Kaitlyn had a great insight that, for all of her judicial flaws, even Ketanji Brown Jackson (the newest member of the Court) acknowledges that the meaning of the Constitution is fixed. Whether she comes to similar conclusions as arch-originalist Clarence Thomas, however, is a different question, but at least she agrees with the method. Or, at least, that’s what she implied at her confirmation hearing. I have my doubts.
The Constitution vs. Precedent
There was one very clever question from the audience and one I pitched to the panel. Essentially, it posed the hypothetical of a 100-year-long precedent of the Supreme Court that was widely accepted, relied upon by the masses of the country and lawyers alike, and created stable and settled law. What if, the question asked, a well-respected scholar or many scholars discovered that the Supreme Court’s century-long interpretation of the Constitution’s words was fundamentally flawed, inaccurate, and mistaken? Should the Court abandon the precedent, which has been the accepted norm for so long, or should it keep it though it is clearly mistaken?
That’s not an unreasonable question. The whole concept of stare decisis, the principle that underpins respecting precedent, more or less compels judges to weigh the potential mistakes in a precedent with its practical effect on society. In a purely common law nation like England, that can be a difficult task.
The panel had none of it. The United States is not a purely common law nation. Our Founding Fathers deliberately encoded the supreme law in words with ink and parchment. If the precedent clearly misunderstood or ignored those written words and their plain meaning as informed by history, judges have an obligation to revisit and potentially overturn it, whatever its impact on society. As David said, “If the precedent is wrong the precedent is wrong the precedent is wrong. The Constitution is the law of the land, not nine individuals in black robes.”

Kaitlyn, hitting on her theme of quoting history, repeated Justice William O. Douglas, who said, “It is the Constitution which a justice swore to support and defend, not the gloss which his predecessors may have put on it.”

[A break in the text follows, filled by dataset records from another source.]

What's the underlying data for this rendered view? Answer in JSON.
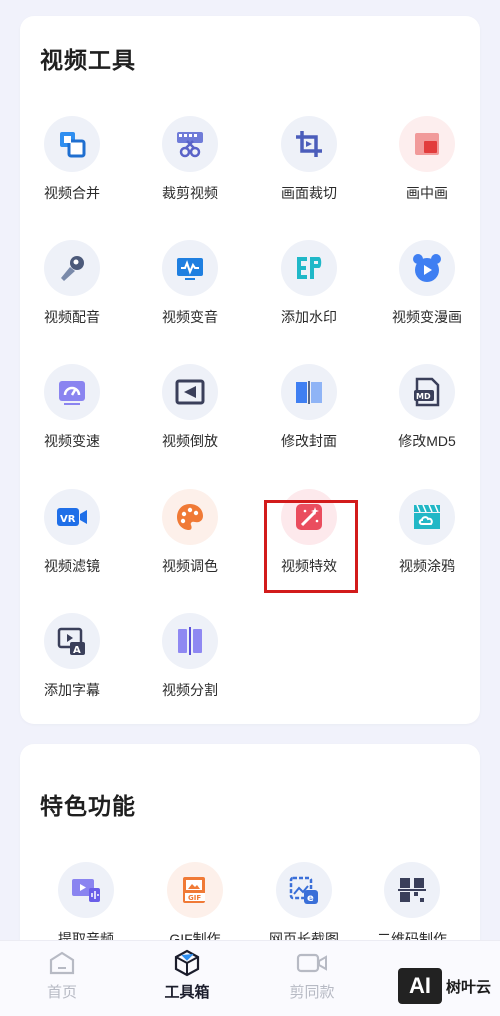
{
  "video_tools": {
    "title": "视频工具",
    "items": [
      {
        "label": "视频合并",
        "icon": "merge-icon"
      },
      {
        "label": "裁剪视频",
        "icon": "scissors-film-icon"
      },
      {
        "label": "画面裁切",
        "icon": "crop-icon"
      },
      {
        "label": "画中画",
        "icon": "picture-in-picture-icon"
      },
      {
        "label": "视频配音",
        "icon": "microphone-icon"
      },
      {
        "label": "视频变音",
        "icon": "audio-wave-icon"
      },
      {
        "label": "添加水印",
        "icon": "watermark-icon"
      },
      {
        "label": "视频变漫画",
        "icon": "bear-play-icon"
      },
      {
        "label": "视频变速",
        "icon": "speedometer-icon"
      },
      {
        "label": "视频倒放",
        "icon": "rewind-icon"
      },
      {
        "label": "修改封面",
        "icon": "book-icon"
      },
      {
        "label": "修改MD5",
        "icon": "md5-file-icon"
      },
      {
        "label": "视频滤镜",
        "icon": "vr-camera-icon"
      },
      {
        "label": "视频调色",
        "icon": "palette-icon"
      },
      {
        "label": "视频特效",
        "icon": "magic-wand-icon"
      },
      {
        "label": "视频涂鸦",
        "icon": "clapper-cloud-icon"
      },
      {
        "label": "添加字幕",
        "icon": "subtitle-icon"
      },
      {
        "label": "视频分割",
        "icon": "split-icon"
      }
    ]
  },
  "featured": {
    "title": "特色功能",
    "items": [
      {
        "label": "提取音频",
        "icon": "extract-audio-icon"
      },
      {
        "label": "GIF制作",
        "icon": "gif-icon"
      },
      {
        "label": "网页长截图",
        "icon": "web-screenshot-icon"
      },
      {
        "label": "二维码制作",
        "icon": "qr-code-icon"
      }
    ]
  },
  "highlighted_tool": "视频特效",
  "tabbar": {
    "tabs": [
      {
        "label": "首页",
        "icon": "home-icon",
        "active": false
      },
      {
        "label": "工具箱",
        "icon": "toolbox-icon",
        "active": true
      },
      {
        "label": "剪同款",
        "icon": "video-camera-icon",
        "active": false
      }
    ]
  },
  "watermark": {
    "logo_text": "AI",
    "text": "树叶云"
  },
  "colors": {
    "background": "#f1f2fb",
    "highlight": "#d21b1b",
    "active_tab": "#1b1d2c",
    "inactive_tab": "#b7bac4"
  }
}
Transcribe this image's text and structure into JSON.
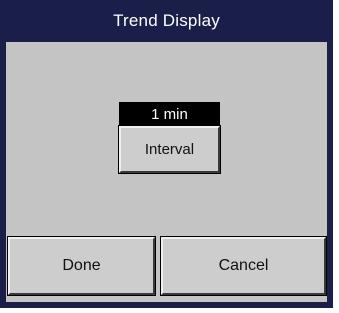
{
  "dialog": {
    "title": "Trend Display",
    "interval": {
      "value": "1 min",
      "label": "Interval"
    },
    "buttons": {
      "done_label": "Done",
      "cancel_label": "Cancel"
    }
  },
  "colors": {
    "frame": "#1a1f4a",
    "panel": "#c4c4c4",
    "button_face": "#cdcdcd",
    "value_background": "#000000",
    "title_text": "#ffffff"
  }
}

Brandon followed with a sort of chastisement of those who would uphold precedent over the Constitution. If some folks don’t like what the plain meaning of the Constitution says, then surprise! The Constitution has Article V, the means to actually change the words of the document to what we want. “But that means having to engage in thorough democratic debate, and it’s so much easier to just get five judges to agree with you to make change happen.”
So, what is originalism?
I was thrilled to be a part of such a helpful and invigorating discussion. That said, I’m no lawyer. After an hour of in-depth conversation, I asked those capable attorneys to give me a quick and dirty definition of originalism. Kaitlyn came away the winner.
Originalism: The words mean what they mean when they were written.
It really is just reading after all.